Maç sonrası “İsrail” Büyükelçiliği'nden yapılan açıklamada, "Zor günlerde kazanılan galibiyetiniz için tebrikler Trabzonspor. Bu tweetinizdeki görselde bazı ülkelerle birlikte ‘İsrail’ bayrağı olmadığından binlerce özür mesajı aldık. Maksatlı yapılmadığını ve Türk halkının kalbindeki yerimizi biliyoruz'' ifadeleri kullanıldı.
“İsrail”in, Müslüman Türkiye halkının kalbinde, Filistin’deki kardeşlerini katleden, evlerini yıkan, topraklarını işgal eden, körpe çocukları tutuklayan, kutsal mabetlerine saldıran ve kutsallarına hakaret eden işgalci bir gecekondu oluşum olduğu ve asla dost olarak kabul görmeyeceğini çok iyi bilen Büyükelçi, kendini farklı tanımlamaya çalışsa da bu hakikati değiştiremeyeceğini çok iyi biliyor.
Her ne kadar Ankara ile “normalleşme” anlaşmaları imzalayıp, karşılıklı dostluk mesajları yollansa da, diplomatik savruluş Müslümanların kalbine hükmedemiyor. Siyasiler el sıkışsa da Müslüman halklarını temsil etmediğini ve yönettikleri ile duygularının kopuk olduğuna Katar’daki dünya kupasında da şahit olmuştuk. “İsrail” den gelenleri aracına almayan taksi şoförlerine ve yemek vermeyen restoran sahiplerinin gasıp Yahudi varlığına olan tepkisine ve yöneticilerinin tersine izzetli dik duruşuna kamuoyu şahit olmuştu.

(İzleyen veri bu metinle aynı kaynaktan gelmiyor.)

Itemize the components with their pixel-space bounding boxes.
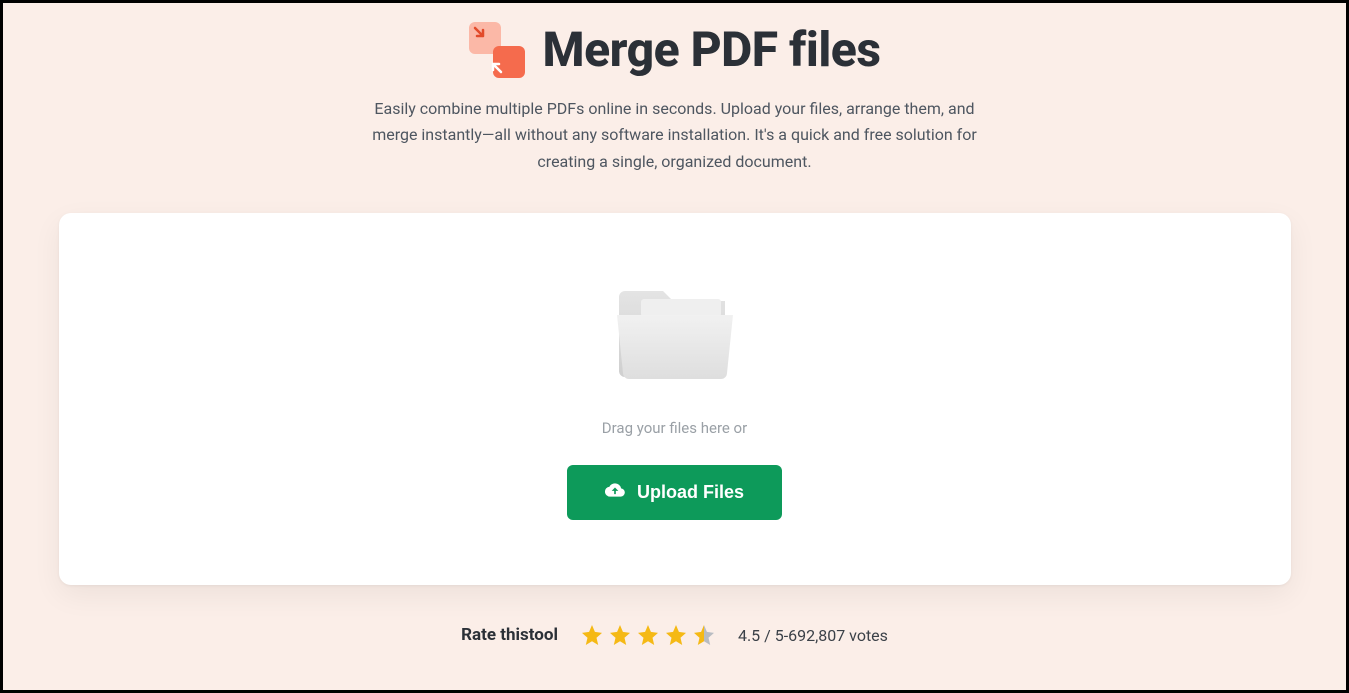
merge-icon — [469, 22, 525, 78]
star-icon[interactable] — [636, 623, 660, 647]
upload-files-button[interactable]: Upload Files — [567, 465, 782, 520]
drag-hint-text: Drag your files here or — [602, 419, 747, 437]
star-icon[interactable] — [664, 623, 688, 647]
star-half-icon[interactable] — [692, 623, 716, 647]
rating-section: Rate thistool 4.5 / 5-692,807 votes — [461, 623, 888, 647]
upload-button-label: Upload Files — [637, 482, 744, 503]
star-icon[interactable] — [608, 623, 632, 647]
cloud-upload-icon — [605, 480, 625, 505]
star-icon[interactable] — [580, 623, 604, 647]
page-title: Merge PDF files — [543, 21, 881, 78]
rating-label: Rate thistool — [461, 625, 558, 645]
rating-score-text: 4.5 / 5-692,807 votes — [738, 626, 888, 645]
folder-icon — [615, 279, 735, 389]
upload-card[interactable]: Drag your files here or Upload Files — [59, 213, 1291, 585]
rating-stars[interactable] — [580, 623, 716, 647]
page-subtitle: Easily combine multiple PDFs online in s… — [360, 96, 990, 175]
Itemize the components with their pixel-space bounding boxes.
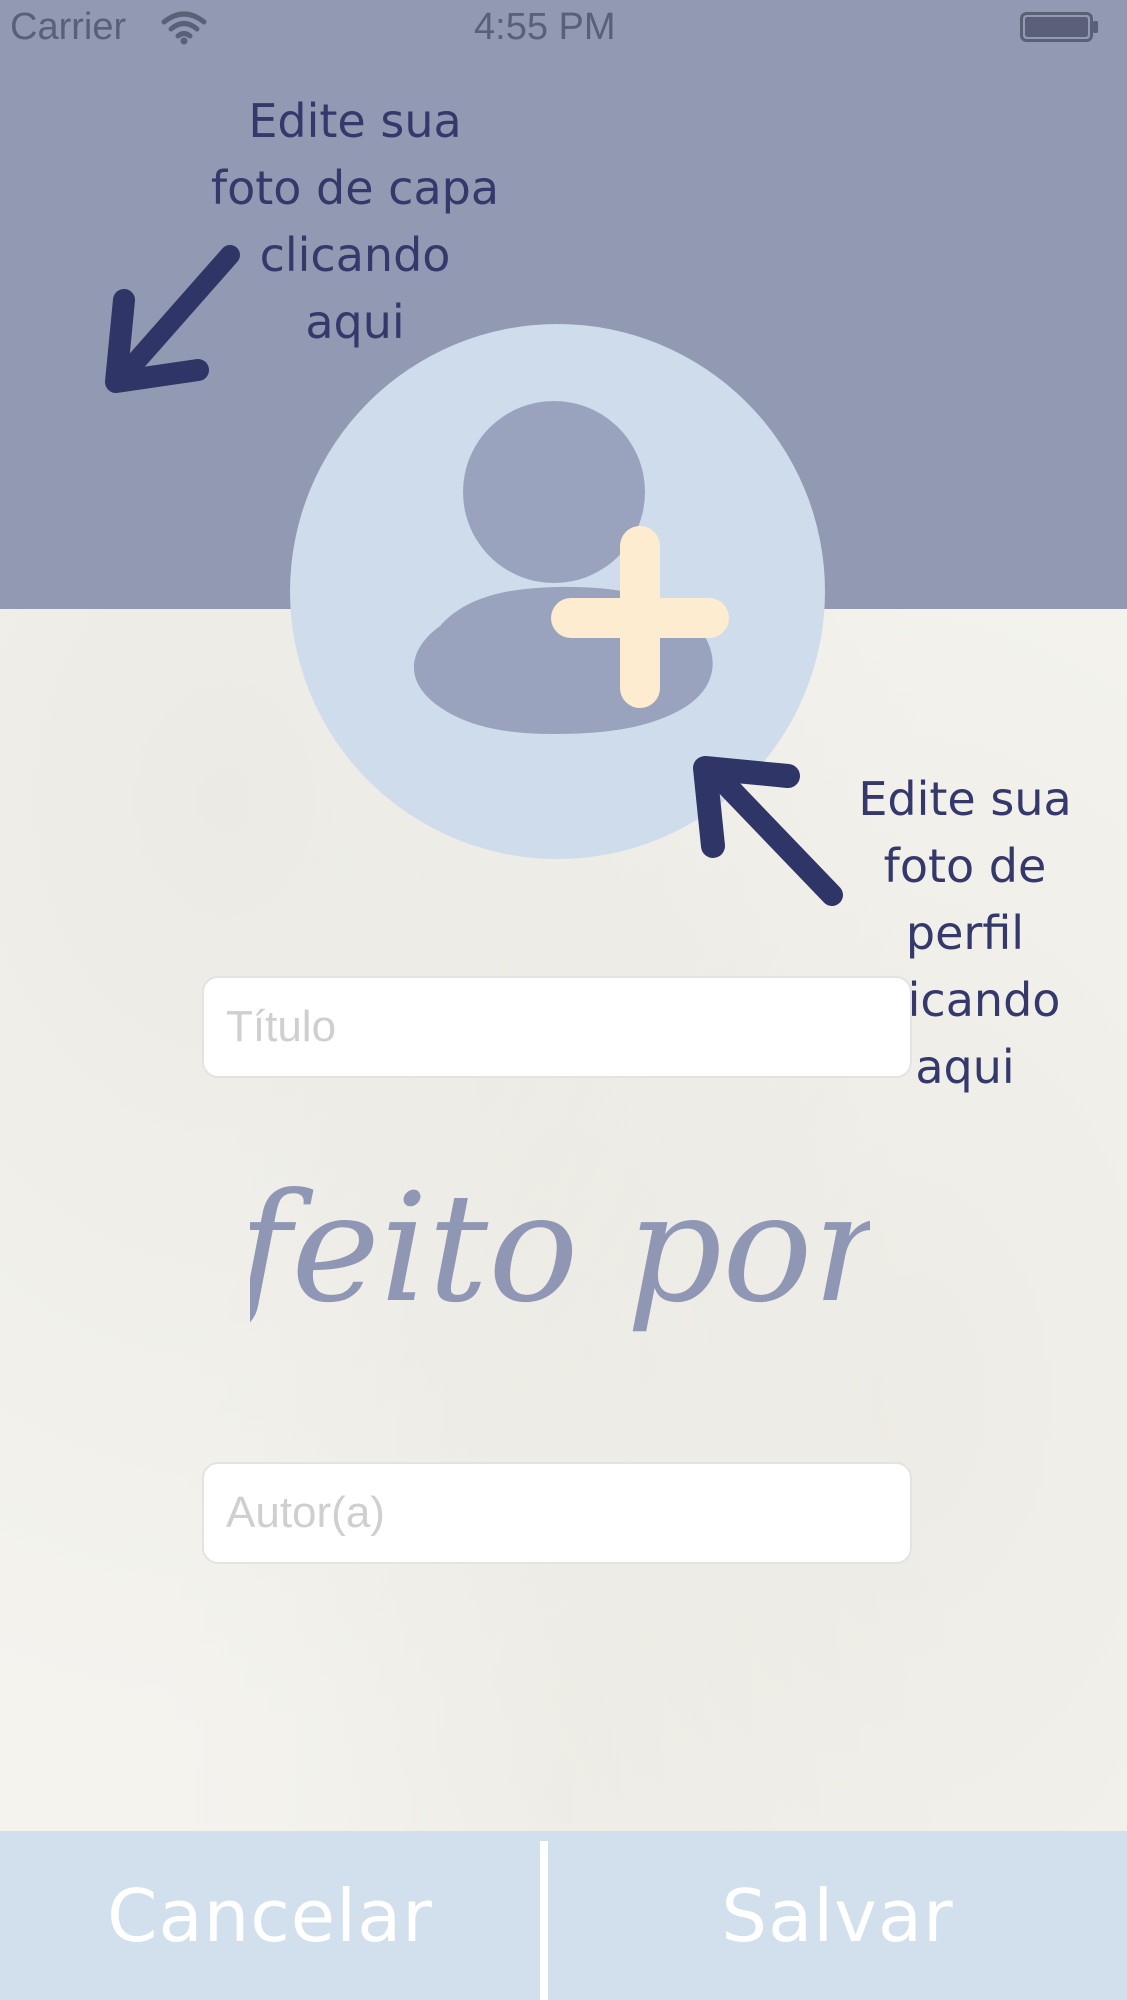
cover-hint-line: foto de capa xyxy=(210,161,500,215)
profile-hint-line: perfil xyxy=(905,906,1025,960)
author-input[interactable] xyxy=(202,1462,912,1564)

Bu tür olaylar, yöneticiler ile halk arasında fikir ve duygu kopukluğu olduğunu ve demokrasinin halkı değil menfaat temelli kapitalizmi temsil ettiğini ortaya koyuyor.
Deprem Bölgesine Silahlarıyla Gelmek İstediler
MepaNews’te yer alan habere göre, “İsrail” arama kurtarma ekibi Türkiye'ye silahlı bir şekilde geldiği ortaya çıktı.
Deprem sonrası çalışmalar için Türkiye'ye gelen “İsrailli” arama kurtarma ekibinin güvenliğini sağlamak üzere “İsrail” askerlerinin silah taşıma talebinin Türk yetkililerce geri çevrildiği ifade ediliyor.
Ynet'in haberine göre, “İsrail” Hava Kuvvetlerine bağlı özel bir birim olan Shaldag (Unit 5101), Türk yetkililerin talebi sonrasında silahlarını bırakmak zorunda kaldı.
“İsrail”in aldığı bu önlem, “Türk halkının kalbindeki yerimizi biliyoruz” açıklamasının asıl yansıması olduğunu ortaya koyuyor. Müslüman Türkiye halkının gasıp Yahudi varlığını asla dost olarak kabul etmeyeceğini bilen “İsrail”in arama kurtarma ekibini silahlı olarak deprem bölgesine göndermek istemesi, inkar edilemez hakikati ortaya koyuyor.
Filistin topraklarında yeni işgal planları için harekete geçen “İsrail” bir yandan da Batı Şeria’daki baskınlarda Müslümanları katlederken, Kahramanmaraş’ta meydan gelen depremi fırsata çevirip, yardımlarla barış güvercini rolüne bürünüp şov yapıyor.
Günlerdir Türkiye medyası “İsrail” medyası gibi çalışıp, “İsrail” güzellemesi yaparak bu algıya hizmet ederken öte yandan “normalleşme” anlaşmasının mimarlarından Dışişleri Bakanı Mevlüt Çavuşoğlu, “İsrail” Dışişleri Bakanı Eli Cohen’i Ankara’da ağırlayıp, misafirine iltifatlarda bulunmuştu.